American plane builders are hardly going out of business. Indeed, one reason for their lag in building the aircraft of the future seems to be their success in marketing the planes of the present. The three American wide-bodied jets --Boeing's 747, McDonnell Douglas' DC-10 and Lockheed's L-1011--are selling so fast that they are providing airlines with more seats than can be filled. Thus the U.S. companies see no market for new planes any time soon, and they have not pushed development of the advanced designs that they do have. Boeing and McDonnell Douglas are participating in STOL development with foreign partners, and McDonnell Douglas has undertaken advance planning on an airbus that could be built from its DC-10 design, but it has held up on production. Says Vice President Jackson McGowen: "No American company has committed itself to the A-300B airbus [with which the McDonnell plane would compete] and even in Europe sales are going slowly. The airlines are not ready for it."
In short, the U.S. plane builders are gambling that they can indeed provide the aircraft of the future--when the airlines are ready. But if the market opens up sooner than they expect--and worldwide air travel is growing at 12% annually--then the U.S. balance of payments could suffer badly. The aerospace industry for years has generated a bigger net export balance than any other manufacturing business. But a trade analyst in the Commerce Department estimates that the aerospace balance of payments "could become negative as early as 1976 and, if U.S. airlines go abroad to buy their twin-engine wide-bodies, STOLs and supersonics, could grow to an unfavorable total of $4.5 billion annually by 1985." Whether the U.S. does buy foreign planes depends, of course, on whether they live up to their design promise--something they have often failed to do.

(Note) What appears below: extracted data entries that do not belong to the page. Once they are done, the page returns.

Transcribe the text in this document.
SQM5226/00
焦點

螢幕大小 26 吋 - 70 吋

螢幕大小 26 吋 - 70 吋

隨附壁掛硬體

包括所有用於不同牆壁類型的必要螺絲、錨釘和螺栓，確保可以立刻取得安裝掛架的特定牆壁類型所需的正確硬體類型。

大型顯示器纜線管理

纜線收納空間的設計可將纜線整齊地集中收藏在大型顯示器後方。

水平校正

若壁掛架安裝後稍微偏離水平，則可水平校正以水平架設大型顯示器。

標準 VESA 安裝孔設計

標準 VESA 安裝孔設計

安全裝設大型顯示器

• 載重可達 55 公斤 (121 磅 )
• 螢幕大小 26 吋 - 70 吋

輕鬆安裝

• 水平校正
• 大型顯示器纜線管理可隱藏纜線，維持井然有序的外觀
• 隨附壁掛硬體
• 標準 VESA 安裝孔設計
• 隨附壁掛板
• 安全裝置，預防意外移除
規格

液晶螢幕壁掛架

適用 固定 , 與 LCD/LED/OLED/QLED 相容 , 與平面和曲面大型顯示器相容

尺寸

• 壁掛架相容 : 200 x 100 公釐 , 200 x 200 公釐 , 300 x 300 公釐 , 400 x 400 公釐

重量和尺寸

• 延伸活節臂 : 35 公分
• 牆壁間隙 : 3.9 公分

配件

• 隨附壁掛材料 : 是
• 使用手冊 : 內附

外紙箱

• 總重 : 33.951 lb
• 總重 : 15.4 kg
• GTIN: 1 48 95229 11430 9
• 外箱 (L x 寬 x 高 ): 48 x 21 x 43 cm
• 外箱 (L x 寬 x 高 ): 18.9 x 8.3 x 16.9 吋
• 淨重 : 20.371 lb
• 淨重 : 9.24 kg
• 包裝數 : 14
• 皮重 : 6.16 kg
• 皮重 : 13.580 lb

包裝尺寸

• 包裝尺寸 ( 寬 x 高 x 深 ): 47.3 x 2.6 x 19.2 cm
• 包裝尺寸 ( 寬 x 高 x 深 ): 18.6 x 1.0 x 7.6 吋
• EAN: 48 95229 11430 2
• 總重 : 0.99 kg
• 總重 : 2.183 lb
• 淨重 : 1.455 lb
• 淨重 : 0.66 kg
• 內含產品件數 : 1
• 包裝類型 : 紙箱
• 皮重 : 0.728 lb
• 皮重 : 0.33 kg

U.S. plane builders grumble that they also face rough competition in the form of vast financial support granted by European governments to aerospace projects abroad. At the same time, the SST cancellation and severe slowdowns in space projects have taught the U.S. aerospace industry that Washington can be a fickle customer. Most firms have sought to minimize their reliance on Government--and in fact on the whole wild blue yonder--by pushing diversification programs that range from a Rockwell International venture into industrial knitting machines to Boeing's experiments with alfalfa production.